Par corollaire, l'une des autres forces de Christine, c'est son mélange des genres. Outre le triptyque classique épouvante/thriller/fantastique chère à King et Carpenter, on peut aussi y voir du rape and revenge, mais aussi du slasher : Christine éliminant chacun de ses opposants d'une manière différente.

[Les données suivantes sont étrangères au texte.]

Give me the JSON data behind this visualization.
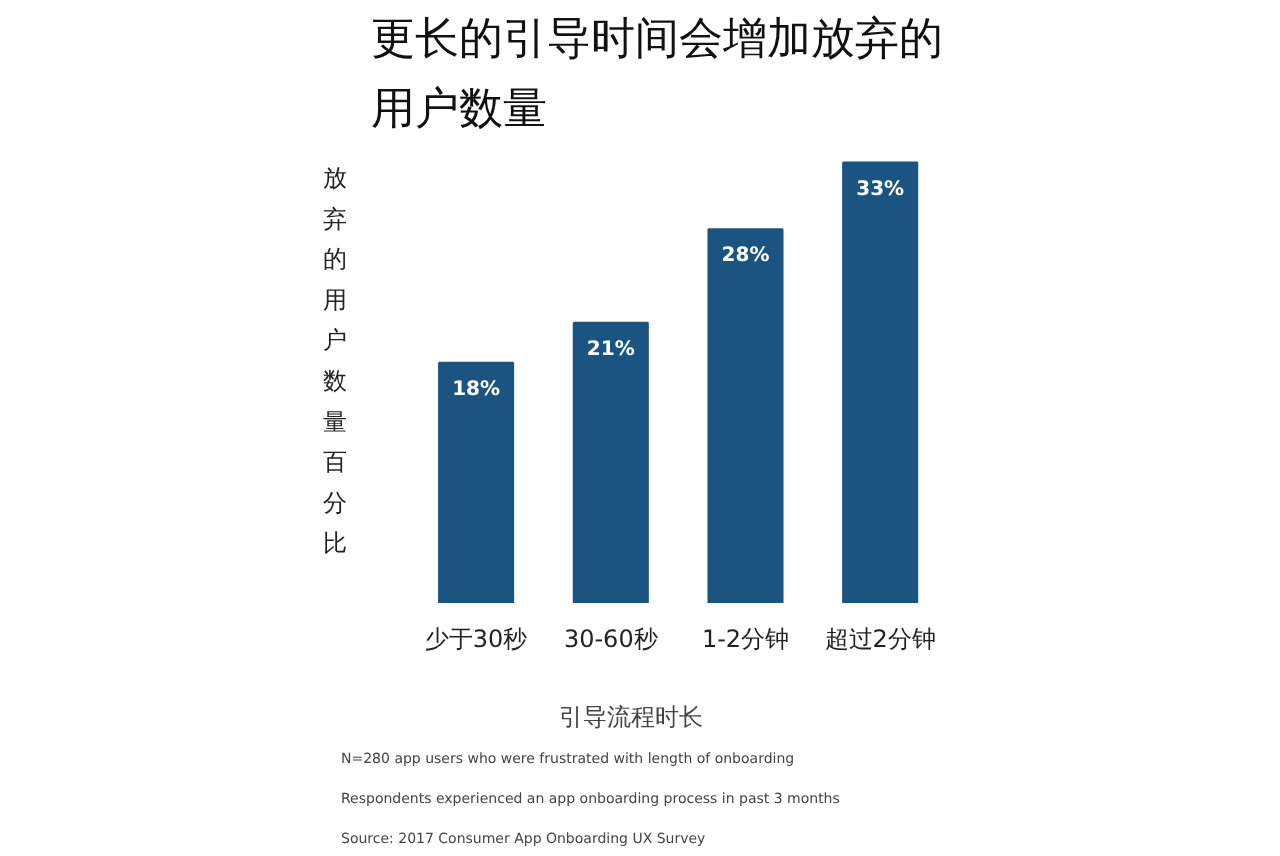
{
  "chart_data": {
    "type": "bar",
    "title": "更长的引导时间会增加放弃的用户数量",
    "xlabel": "引导流程时长",
    "ylabel": "放弃的用户数量百分比",
    "categories": [
      "少于30秒",
      "30-60秒",
      "1-2分钟",
      "超过2分钟"
    ],
    "values": [
      18,
      21,
      28,
      33
    ],
    "color": "#1b5480",
    "value_labels": [
      "18%",
      "21%",
      "28%",
      "33%"
    ],
    "grid": false,
    "annotations": [
      "N=280 app users who were frustrated with length of onboarding",
      "Respondents experienced an app onboarding process in past 3 months",
      "Source: 2017 Consumer App Onboarding UX Survey"
    ]
  }
}
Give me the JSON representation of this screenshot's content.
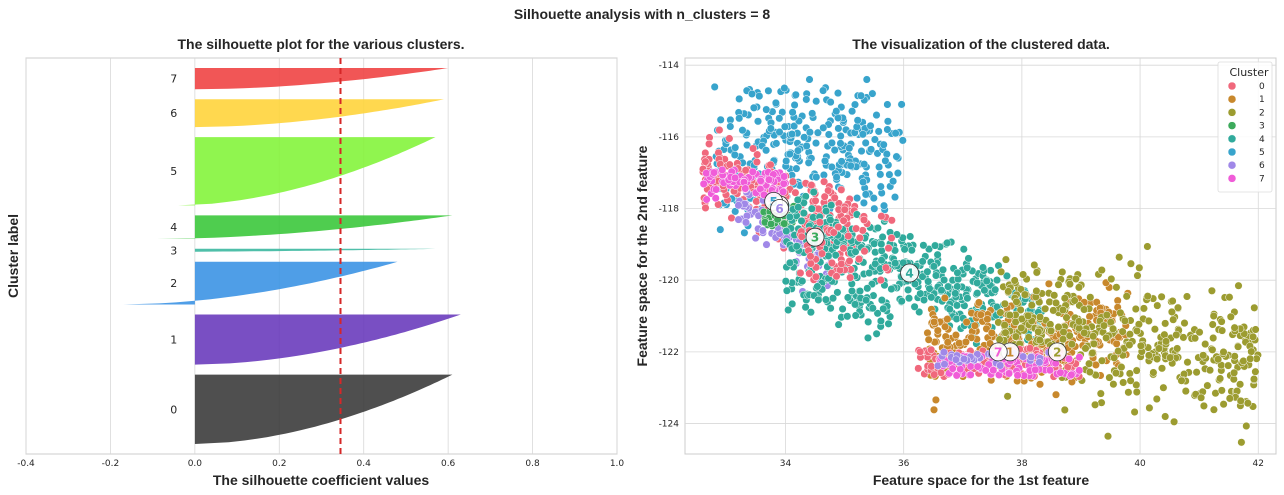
{
  "figure": {
    "suptitle": "Silhouette analysis with n_clusters = 8"
  },
  "chart_data": [
    {
      "type": "area",
      "title": "The silhouette plot for the various clusters.",
      "xlabel": "The silhouette coefficient values",
      "ylabel": "Cluster label",
      "xlim": [
        -0.4,
        1.0
      ],
      "xticks": [
        "-0.4",
        "-0.2",
        "0.0",
        "0.2",
        "0.4",
        "0.6",
        "0.8",
        "1.0"
      ],
      "grid": true,
      "average_silhouette": 0.345,
      "average_line_color": "#d62728",
      "clusters": [
        {
          "label": "0",
          "color": "#3c3c3c",
          "size": 650,
          "max": 0.61,
          "min": 0.0
        },
        {
          "label": "1",
          "color": "#6a3cbc",
          "size": 470,
          "max": 0.63,
          "min": 0.0
        },
        {
          "label": "2",
          "color": "#3c94e4",
          "size": 400,
          "max": 0.48,
          "min": -0.17
        },
        {
          "label": "3",
          "color": "#3cb8a0",
          "size": 28,
          "max": 0.57,
          "min": -0.13
        },
        {
          "label": "4",
          "color": "#3cc83c",
          "size": 220,
          "max": 0.61,
          "min": -0.09
        },
        {
          "label": "5",
          "color": "#84f43c",
          "size": 640,
          "max": 0.57,
          "min": -0.04
        },
        {
          "label": "6",
          "color": "#ffd43c",
          "size": 260,
          "max": 0.59,
          "min": 0.0
        },
        {
          "label": "7",
          "color": "#f04444",
          "size": 200,
          "max": 0.6,
          "min": 0.0
        }
      ]
    },
    {
      "type": "scatter",
      "title": "The visualization of the clustered data.",
      "xlabel": "Feature space for the 1st feature",
      "ylabel": "Feature space for the 2nd feature",
      "xlim": [
        32.3,
        42.3
      ],
      "ylim": [
        -124.85,
        -113.8
      ],
      "xticks": [
        "34",
        "36",
        "38",
        "40",
        "42"
      ],
      "yticks": [
        "-114",
        "-116",
        "-118",
        "-120",
        "-122",
        "-124"
      ],
      "grid": true,
      "legend_title": "Cluster",
      "legend_position": "top-right",
      "legend": [
        {
          "label": "0",
          "color": "#f0687c"
        },
        {
          "label": "1",
          "color": "#c8882c"
        },
        {
          "label": "2",
          "color": "#9c9c30"
        },
        {
          "label": "3",
          "color": "#3caa5c"
        },
        {
          "label": "4",
          "color": "#30aa9c"
        },
        {
          "label": "5",
          "color": "#38a4cc"
        },
        {
          "label": "6",
          "color": "#a088e8"
        },
        {
          "label": "7",
          "color": "#f05cd8"
        }
      ],
      "centers": [
        {
          "label": "0",
          "x": 33.9,
          "y": -117.9
        },
        {
          "label": "1",
          "x": 37.8,
          "y": -122.0
        },
        {
          "label": "2",
          "x": 38.6,
          "y": -122.0
        },
        {
          "label": "3",
          "x": 34.5,
          "y": -118.8
        },
        {
          "label": "4",
          "x": 36.1,
          "y": -119.8
        },
        {
          "label": "5",
          "x": 33.8,
          "y": -117.8
        },
        {
          "label": "6",
          "x": 33.9,
          "y": -118.0
        },
        {
          "label": "7",
          "x": 37.6,
          "y": -122.0
        }
      ]
    }
  ]
}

Bref, j'ai été pleinement conquis par ce Christine de John Carpenter. Ç'a beau être un film qu'il a tendance à renier, à trouver impersonnel, je crois que c'est l'un de mes préférés de sa part. Surtout que, film de commande ou pas, on retrouve la patte du bonhomme, sa manière de filmer, mais aussi sa BO : et comme toujours avec lui, elle est irréprochable ! De surcroit, pour un long-métrage de 1983, je trouve que ç'a très bien vieilli : on a beau savoir que ç'a été tourné dans les années 80, le film ne tombe à aucun moment dans le kitsch, seul Keith Gordon a tendance à surjouer mais on ne tombe pas dans le ridicule pour autant, les jeux de lumières sont irréprochables, et l'utilisation d'une Plymouth Fury 1958 contribue à rendre ce film intemporel. Stephen King avait choisi ce modèle, car tombé dans l'oubli : bravo à lui, il est devenu légendaire grâce à Christine.